If you’re responsible for developing or managing a customer-facing web app, you’re faced with determining the best means to ensure your web app addresses the critical password management and user access functionality to allow the necessary security, usability, audit-readiness and regulatory compliance you need. And you need to accomplish this in a manner that does not slow down your development efforts or increase costs.
If you do not make the right decisions regarding the critical password and user access management needs of your customer-facing web app, you will potentially be faced with a number of key risks, such as:
1. Lengthening your development schedule, placing critical application development deadlines at risk while extending your time-to-market
2. Going live with a customer-facing web app that does not provide ample levels of security for user access, risking potentially critical security breaches or other access issues
3. Frustrating your customers (users) with complex and/or ineffective password self-service functionality that increases calls to your help desk for assistance (potentially overwhelming your help desk staff)
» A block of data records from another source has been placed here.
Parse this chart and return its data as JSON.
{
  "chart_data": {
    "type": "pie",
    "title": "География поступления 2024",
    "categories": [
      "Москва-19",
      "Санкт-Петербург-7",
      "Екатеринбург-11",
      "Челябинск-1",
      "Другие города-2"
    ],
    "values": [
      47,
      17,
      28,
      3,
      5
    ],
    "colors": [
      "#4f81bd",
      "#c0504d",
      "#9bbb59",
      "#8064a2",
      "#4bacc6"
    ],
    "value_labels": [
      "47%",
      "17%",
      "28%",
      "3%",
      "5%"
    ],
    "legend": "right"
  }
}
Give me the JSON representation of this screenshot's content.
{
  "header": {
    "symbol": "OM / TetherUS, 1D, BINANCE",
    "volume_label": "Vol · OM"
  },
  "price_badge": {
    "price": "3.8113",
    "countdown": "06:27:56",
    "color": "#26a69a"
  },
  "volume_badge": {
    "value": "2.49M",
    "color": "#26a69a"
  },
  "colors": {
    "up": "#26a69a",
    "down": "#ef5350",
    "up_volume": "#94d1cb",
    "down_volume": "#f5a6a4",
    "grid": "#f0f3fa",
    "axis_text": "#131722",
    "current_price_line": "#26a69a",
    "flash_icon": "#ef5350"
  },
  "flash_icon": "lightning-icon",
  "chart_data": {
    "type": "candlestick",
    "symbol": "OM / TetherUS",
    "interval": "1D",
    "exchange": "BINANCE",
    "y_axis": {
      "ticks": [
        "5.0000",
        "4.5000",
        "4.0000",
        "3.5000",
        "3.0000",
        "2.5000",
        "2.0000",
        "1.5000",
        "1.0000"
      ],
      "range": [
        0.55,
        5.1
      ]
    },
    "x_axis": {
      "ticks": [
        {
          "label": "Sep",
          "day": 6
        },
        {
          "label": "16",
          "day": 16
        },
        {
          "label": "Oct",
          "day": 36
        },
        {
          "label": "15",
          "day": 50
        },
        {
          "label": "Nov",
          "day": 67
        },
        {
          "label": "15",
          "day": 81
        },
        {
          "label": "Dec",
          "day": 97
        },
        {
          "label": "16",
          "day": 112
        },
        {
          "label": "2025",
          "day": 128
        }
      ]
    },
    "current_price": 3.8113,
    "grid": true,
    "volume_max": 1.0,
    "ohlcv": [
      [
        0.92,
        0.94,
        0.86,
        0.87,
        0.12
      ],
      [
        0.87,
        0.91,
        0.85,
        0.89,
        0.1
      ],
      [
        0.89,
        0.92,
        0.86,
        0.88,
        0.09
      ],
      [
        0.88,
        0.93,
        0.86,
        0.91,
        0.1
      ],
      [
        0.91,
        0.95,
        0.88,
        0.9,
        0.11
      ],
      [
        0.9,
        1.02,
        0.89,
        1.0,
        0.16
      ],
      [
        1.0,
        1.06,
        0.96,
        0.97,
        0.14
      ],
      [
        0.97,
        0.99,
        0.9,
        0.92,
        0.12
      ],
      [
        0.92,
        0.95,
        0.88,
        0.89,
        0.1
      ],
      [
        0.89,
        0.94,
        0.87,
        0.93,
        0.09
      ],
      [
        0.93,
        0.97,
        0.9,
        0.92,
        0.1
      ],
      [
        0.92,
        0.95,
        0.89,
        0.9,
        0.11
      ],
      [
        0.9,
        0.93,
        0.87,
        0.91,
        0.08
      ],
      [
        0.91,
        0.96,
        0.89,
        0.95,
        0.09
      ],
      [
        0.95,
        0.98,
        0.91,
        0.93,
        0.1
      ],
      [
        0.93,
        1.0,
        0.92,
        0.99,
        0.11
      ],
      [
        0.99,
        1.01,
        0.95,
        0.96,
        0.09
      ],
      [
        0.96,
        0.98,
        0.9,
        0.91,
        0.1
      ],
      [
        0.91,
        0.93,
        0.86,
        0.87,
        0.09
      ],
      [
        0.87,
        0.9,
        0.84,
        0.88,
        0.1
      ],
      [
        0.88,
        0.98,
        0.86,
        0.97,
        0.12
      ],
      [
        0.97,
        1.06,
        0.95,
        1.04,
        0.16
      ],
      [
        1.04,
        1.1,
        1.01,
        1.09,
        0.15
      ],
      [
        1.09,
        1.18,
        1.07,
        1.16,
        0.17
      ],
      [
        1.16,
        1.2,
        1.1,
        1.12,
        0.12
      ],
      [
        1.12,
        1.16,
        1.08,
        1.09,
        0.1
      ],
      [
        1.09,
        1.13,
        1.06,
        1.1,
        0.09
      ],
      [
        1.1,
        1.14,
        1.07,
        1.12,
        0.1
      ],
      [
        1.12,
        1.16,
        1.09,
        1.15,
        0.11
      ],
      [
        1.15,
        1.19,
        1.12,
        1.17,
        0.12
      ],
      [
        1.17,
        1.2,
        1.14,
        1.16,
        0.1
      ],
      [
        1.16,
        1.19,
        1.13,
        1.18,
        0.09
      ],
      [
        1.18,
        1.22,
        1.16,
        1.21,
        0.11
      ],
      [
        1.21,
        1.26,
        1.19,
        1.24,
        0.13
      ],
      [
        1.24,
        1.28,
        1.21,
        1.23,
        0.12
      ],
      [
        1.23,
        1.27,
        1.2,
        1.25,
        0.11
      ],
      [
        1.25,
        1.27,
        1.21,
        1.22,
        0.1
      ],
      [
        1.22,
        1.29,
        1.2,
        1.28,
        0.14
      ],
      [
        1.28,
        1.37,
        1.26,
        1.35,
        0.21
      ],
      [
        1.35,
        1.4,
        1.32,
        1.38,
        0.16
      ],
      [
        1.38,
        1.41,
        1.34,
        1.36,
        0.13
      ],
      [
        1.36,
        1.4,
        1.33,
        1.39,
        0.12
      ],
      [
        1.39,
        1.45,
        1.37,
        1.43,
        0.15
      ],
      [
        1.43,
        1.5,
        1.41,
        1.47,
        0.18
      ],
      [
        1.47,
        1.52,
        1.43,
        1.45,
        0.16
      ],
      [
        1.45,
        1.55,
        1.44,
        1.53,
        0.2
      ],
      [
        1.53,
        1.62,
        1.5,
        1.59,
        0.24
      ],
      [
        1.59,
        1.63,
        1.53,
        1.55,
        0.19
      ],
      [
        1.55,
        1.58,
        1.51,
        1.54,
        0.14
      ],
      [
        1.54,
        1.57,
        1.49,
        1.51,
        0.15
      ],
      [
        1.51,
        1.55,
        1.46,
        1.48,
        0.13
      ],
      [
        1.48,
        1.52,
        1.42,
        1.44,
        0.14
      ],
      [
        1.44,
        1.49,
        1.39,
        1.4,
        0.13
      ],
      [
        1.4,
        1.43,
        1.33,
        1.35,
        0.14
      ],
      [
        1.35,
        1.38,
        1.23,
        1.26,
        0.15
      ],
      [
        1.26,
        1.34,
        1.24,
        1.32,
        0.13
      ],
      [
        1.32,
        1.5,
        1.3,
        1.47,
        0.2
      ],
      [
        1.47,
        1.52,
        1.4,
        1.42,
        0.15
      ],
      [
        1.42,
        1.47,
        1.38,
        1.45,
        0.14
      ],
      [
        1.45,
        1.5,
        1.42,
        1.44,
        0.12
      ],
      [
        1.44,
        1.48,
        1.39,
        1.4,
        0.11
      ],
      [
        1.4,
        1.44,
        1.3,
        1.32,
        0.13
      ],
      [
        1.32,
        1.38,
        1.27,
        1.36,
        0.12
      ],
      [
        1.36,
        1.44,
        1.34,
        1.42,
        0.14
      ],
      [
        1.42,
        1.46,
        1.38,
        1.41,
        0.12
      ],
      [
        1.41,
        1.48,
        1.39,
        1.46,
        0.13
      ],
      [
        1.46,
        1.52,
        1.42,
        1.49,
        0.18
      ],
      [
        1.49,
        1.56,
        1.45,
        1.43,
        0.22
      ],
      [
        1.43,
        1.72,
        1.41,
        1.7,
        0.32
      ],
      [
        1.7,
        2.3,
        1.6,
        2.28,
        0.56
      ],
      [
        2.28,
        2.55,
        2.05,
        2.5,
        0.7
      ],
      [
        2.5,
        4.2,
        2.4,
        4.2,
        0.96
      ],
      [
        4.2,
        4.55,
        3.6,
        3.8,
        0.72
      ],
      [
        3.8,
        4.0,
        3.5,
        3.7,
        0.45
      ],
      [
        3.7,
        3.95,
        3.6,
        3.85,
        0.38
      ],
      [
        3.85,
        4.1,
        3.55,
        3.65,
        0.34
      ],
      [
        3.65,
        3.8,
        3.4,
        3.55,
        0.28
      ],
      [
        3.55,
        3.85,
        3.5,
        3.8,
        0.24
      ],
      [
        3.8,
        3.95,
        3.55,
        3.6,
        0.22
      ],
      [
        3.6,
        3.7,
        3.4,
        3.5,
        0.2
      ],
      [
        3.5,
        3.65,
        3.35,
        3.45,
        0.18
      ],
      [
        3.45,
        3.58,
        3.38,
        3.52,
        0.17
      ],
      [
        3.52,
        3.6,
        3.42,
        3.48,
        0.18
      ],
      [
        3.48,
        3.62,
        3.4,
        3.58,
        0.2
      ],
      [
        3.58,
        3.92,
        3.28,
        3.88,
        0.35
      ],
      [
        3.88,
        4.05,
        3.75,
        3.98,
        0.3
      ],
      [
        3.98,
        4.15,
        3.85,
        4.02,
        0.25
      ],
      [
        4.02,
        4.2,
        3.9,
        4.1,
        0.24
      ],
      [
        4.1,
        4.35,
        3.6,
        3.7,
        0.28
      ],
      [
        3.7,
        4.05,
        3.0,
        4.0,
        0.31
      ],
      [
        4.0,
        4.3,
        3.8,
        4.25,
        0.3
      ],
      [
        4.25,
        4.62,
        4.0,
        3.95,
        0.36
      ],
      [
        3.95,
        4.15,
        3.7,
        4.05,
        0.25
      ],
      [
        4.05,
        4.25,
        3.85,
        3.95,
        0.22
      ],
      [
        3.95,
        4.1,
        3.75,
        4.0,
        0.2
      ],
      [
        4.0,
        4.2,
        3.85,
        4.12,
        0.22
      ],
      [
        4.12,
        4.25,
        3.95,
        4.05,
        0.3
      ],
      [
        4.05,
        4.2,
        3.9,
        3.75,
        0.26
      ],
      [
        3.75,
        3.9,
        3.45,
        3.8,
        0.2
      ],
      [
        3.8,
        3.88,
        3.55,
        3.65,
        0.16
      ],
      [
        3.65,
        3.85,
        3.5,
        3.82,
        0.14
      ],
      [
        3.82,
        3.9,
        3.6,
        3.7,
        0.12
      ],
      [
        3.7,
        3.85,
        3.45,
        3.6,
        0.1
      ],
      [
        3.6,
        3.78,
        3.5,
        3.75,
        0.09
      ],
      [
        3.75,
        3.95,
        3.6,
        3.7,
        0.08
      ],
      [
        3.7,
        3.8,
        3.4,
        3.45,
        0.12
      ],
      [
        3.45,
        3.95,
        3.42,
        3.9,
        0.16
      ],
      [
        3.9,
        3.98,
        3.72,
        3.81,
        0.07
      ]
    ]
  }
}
4. Reducing audit-readiness that leads to low-mark or failing audit scores 5. Regulatory non-compliance
Authentication is the entry point to an online service. Password less authentication replicates how people in the real world recognize one another by using techniques such as biometrics, based on inherent physical attributes or who we are. It is customer-centric and eliminates issues such as the common struggle of typing complex passwords on a foreign keyboard. In the near future, users will be able to authenticate onto any platform via the devices they carry with them everywhere. Ultimately, an enhanced user-centric experience also results in stronger security, as users are much less likely to try circumventing cumbersome processes.
The parameters of authentication are much broader than passwords alone. Accurate and reliable authentication is the essential foundation of digital trust. It is an enabler of cybersecurity in the digital economy and of the Fourth Industrial Revolution. In other words, passwordless authentication is an enabler of the future.